2. The Mongol Empire
The largest land empire ever put together, the Mongol Empire stretched from Poland in the west to the Sea of Japan in the east, from the Arctic Circle in the north to the Indian Ocean in the south. In 1206, the warlord Genghis Khan united the Mongol tribes to kickstart an era of conquest unmatched in human history, exploding out of the steppes of Central Asia with an unstoppable army of highly-trained horsemen who could fire accurately from the saddle and travel enormous distances while living off the land.
2. The Mongol Empire
The Mongol mantra was simple – surrender immediately and be spared, or resist and be destroyed. Accounts of their conquests are punctuated by the names of great cities and peoples little known today – because they never recovered from their destruction.
In 1258 the Mongols sieged Baghdad, the greatest city in the Islamic world, and reduced it to ash. The corpses numbered in the hundreds of thousands, and the river supposedly ran black with ink from the city libraries. The Mongols inspired such terror that many cities chose to pre-emptively surrender weeks or even months in advance, while in Europe they were viewed as an apocalyptic punishment from God.
2. The Mongol Empire
The Mongols entirely deserve their reputation for industrial-scale bloodletting, but they built as well as destroyed. In China they founded an imperial dynasty – the Great Yuan – and submissive subjects enjoyed freedom of religion and protection from invaders.
The empire was far, far too big to last, and a split into four khanates in 1294 was followed by full-scale disintegration – but its legacy remains incalculable. Genghis Khan alone has around 16 million living male descendants, while Mongol campaigns sparked unprecedented migrations of people between east and west. Across Asia there was pre-Mongols and there was post-Mongols, and the two looked very, very different.
1. The Roman Empire
Our choice for history's most influential empire – and it's not a hot take – is the Roman Empire. Rome ruled the Near East and Mediterranean with an iron first, first as a republic and then from 27 BC as an imperium, under iconic emperors like Augustus, Caligula, Nero, Claudius, Hadrian and Marcus Aurelius. Ahead of its time in almost every field, Rome was all-but unstoppable for several centuries.

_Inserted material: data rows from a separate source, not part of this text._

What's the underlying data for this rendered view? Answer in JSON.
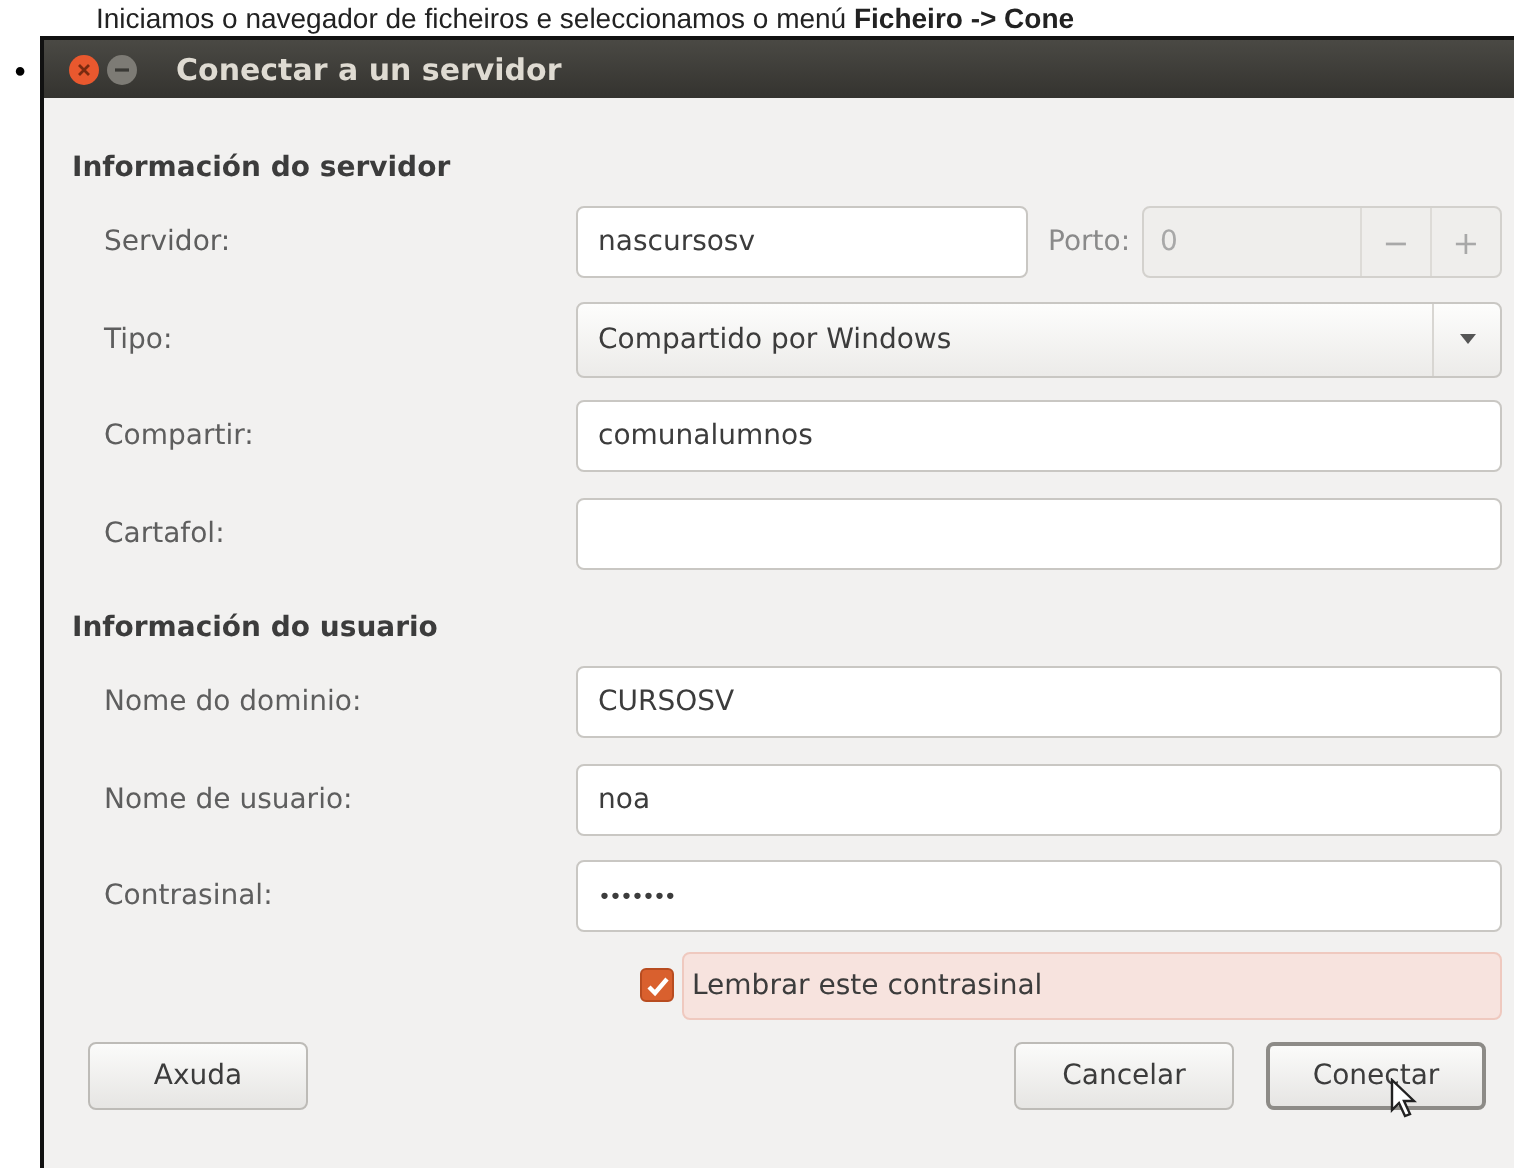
{
  "intro": {
    "bullet": "•",
    "text": "Iniciamos o navegador de ficheiros e seleccionamos o menú **Ficheiro -> Cone**"
  },
  "window": {
    "title": "Conectar a un servidor"
  },
  "sections": [
    {
      "heading": "Información do servidor",
      "fields": [
        {
          "kind": "text",
          "label": "Servidor:",
          "value": "nascursosv",
          "port": {
            "label": "Porto:",
            "value": "0",
            "disabled": true,
            "minus": "−",
            "plus": "+"
          }
        },
        {
          "kind": "combo",
          "label": "Tipo:",
          "value": "Compartido por Windows"
        },
        {
          "kind": "text",
          "label": "Compartir:",
          "value": "comunalumnos"
        },
        {
          "kind": "text",
          "label": "Cartafol:"
        }
      ]
    },
    {
      "heading": "Información do usuario",
      "fields": [
        {
          "kind": "text",
          "label": "Nome do dominio:",
          "value": "CURSOSV"
        },
        {
          "kind": "text",
          "label": "Nome de usuario:",
          "value": "noa"
        },
        {
          "kind": "password",
          "label": "Contrasinal:",
          "value": "•••••••"
        }
      ]
    }
  ],
  "remember": {
    "label": "Lembrar este contrasinal",
    "checked": true
  },
  "buttons": {
    "help": "Axuda",
    "cancel": "Cancelar",
    "connect": "Conectar"
  }
}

Rome not only dominated its day – it’s dominated a lot of the days since. A recent TikTok trend saw women asking their boyfriends how often they thought about the Roman Empire, with the consensus being: a lot.
1. The Roman Empire
Rome remains powerful partly because we know so much about it – the poems of Virgil, the letters of Cicero, and the histories of Tacitus have all survived the millennia – and images of toga-wearing senators and duelling gladiators endure in the popular imagination.
European languages are littered not only with Latin words but entire Latin phrases (alter ego; per se; de facto; bona fide – et cetera), while we still use an adapted version of Julius Caesar's calendar. Romanesque styles still thrive in art and architecture: from the Neoclassical columns of the US Capitol to the paintings and sculptures of the Renaissance, which explicitly aimed to revive Roman aesthetics and philosophies.
1. The Roman Empire
Indeed, Rome was so influential that many empires have styled themselves its successors. The Holy Roman Empire did so in a very literal way, so too did the Russian Empire ('tsar' comes from 'caesar'), and Ottoman sultans called themselves Kayser-i Rum ('Caesar of Rome') after taking Constantinople in 1453. Even the Founding Fathers deliberately invoked the Roman Republic when writing the US Constitution. You've probably never heard of Sultan Mehmed II or the Mongol capital at Karakoram, but everyone has heard of Julius Caesar and the Colosseum.